- Prescott Township Location within the state of Minnesota Prescott Township Prescott Township (the United States)
- Coordinates: 43°42′35″N 94°4′1″W﻿ / ﻿43.70972°N 94.06694°W
- Country: United States
- State: Minnesota
- County: Faribault

Area
- • Total: 36.1 sq mi (93.5 km^{2})
- • Land: 35.9 sq mi (93.1 km^{2})
- • Water: 0.19 sq mi (0.5 km^{2})
- Elevation: 1,109 ft (338 m)

Population (2000)
- • Total: 222
- • Density: 6.2/sq mi (2.4/km^{2})
- Time zone: UTC-6 (Central (CST))
- • Summer (DST): UTC-5 (CDT)
- FIPS code: 27-52432
- GNIS feature ID: 0665353

= Prescott Township, Faribault County, Minnesota =

Township in Minnesota, United States

Prescott Township is a township in Faribault County, Minnesota, United States.

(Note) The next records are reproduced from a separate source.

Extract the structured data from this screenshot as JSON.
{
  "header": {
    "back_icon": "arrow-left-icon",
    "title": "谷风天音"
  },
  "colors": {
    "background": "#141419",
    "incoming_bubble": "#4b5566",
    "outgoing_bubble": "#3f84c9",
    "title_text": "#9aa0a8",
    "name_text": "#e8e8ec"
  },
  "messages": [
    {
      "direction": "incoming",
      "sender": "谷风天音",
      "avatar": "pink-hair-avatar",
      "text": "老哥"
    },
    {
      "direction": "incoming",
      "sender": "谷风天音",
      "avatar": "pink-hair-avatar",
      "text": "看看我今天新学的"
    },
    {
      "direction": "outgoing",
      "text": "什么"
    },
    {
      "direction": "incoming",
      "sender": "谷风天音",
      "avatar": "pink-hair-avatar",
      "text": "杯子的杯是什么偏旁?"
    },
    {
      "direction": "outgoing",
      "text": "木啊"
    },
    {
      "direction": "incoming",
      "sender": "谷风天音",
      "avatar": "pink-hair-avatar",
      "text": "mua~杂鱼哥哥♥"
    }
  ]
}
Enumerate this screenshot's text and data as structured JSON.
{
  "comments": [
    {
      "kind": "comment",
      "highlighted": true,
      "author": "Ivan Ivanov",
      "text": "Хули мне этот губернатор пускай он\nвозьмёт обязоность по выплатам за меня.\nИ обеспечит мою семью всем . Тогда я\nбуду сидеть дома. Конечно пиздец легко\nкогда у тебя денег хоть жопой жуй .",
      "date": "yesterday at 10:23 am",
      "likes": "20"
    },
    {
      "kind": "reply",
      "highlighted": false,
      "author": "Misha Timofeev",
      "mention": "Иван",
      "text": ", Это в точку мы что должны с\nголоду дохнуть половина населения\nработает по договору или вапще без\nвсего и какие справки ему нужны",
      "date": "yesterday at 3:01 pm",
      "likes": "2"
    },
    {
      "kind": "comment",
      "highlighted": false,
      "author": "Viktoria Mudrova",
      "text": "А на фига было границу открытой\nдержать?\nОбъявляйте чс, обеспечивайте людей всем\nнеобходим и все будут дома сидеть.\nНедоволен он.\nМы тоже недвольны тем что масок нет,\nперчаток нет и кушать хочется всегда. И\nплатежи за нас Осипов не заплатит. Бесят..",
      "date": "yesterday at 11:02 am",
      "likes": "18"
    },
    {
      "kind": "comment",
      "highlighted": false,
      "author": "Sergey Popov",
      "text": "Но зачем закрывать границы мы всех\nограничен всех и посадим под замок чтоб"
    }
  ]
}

The population was 222 at the 2000 census.

Prescott Township was organized in 1861, and named for a pioneer settler.

==Geography==
According to the United States Census Bureau, the township has a total area of 36.1 square miles (93.5 km^{2}), of which 35.9 square miles (93.1 km^{2}) is land and 0.2 square mile (0.5 km^{2}) (0.50%) is water.

==Demographics==
As of the census of 2000, there were 222 people, 82 households, and 66 families residing in the township. The population density was 6.2 people per square mile (2.4/km^{2}). There were 92 housing units at an average density of 2.6/sq mi (1.0/km^{2}). The racial makeup of the township was 99.10% White, 0.90% from other races. Hispanic or Latino of any race were 3.15% of the population.

There were 82 households, out of which 34.1% had children under the age of 18 living with them, 74.4% were married couples living together, and 19.5% were non-families. 19.5% of all households were made up of individuals, and 8.5% had someone living alone who was 65 years of age or older. The average household size was 2.71 and the average family size was 3.09.

In the township the population was spread out, with 30.6% under the age of 18, 2.7% from 18 to 24, 25.2% from 25 to 44, 23.4% from 45 to 64, and 18.0% who were 65 years of age or older. The median age was 40 years. For every 100 females, there were 111.4 males. For every 100 females age 18 and over, there were 116.9 males.

The median income for a household in the township was $48,571, and the median income for a family was $49,464. Males had a median income of $28,125 versus $23,750 for females. The per capita income for the township was $16,986. About 8.0% of families and 8.4% of the population were below the poverty line, including 6.2% of those under the age of eighteen and none of those 65 or over.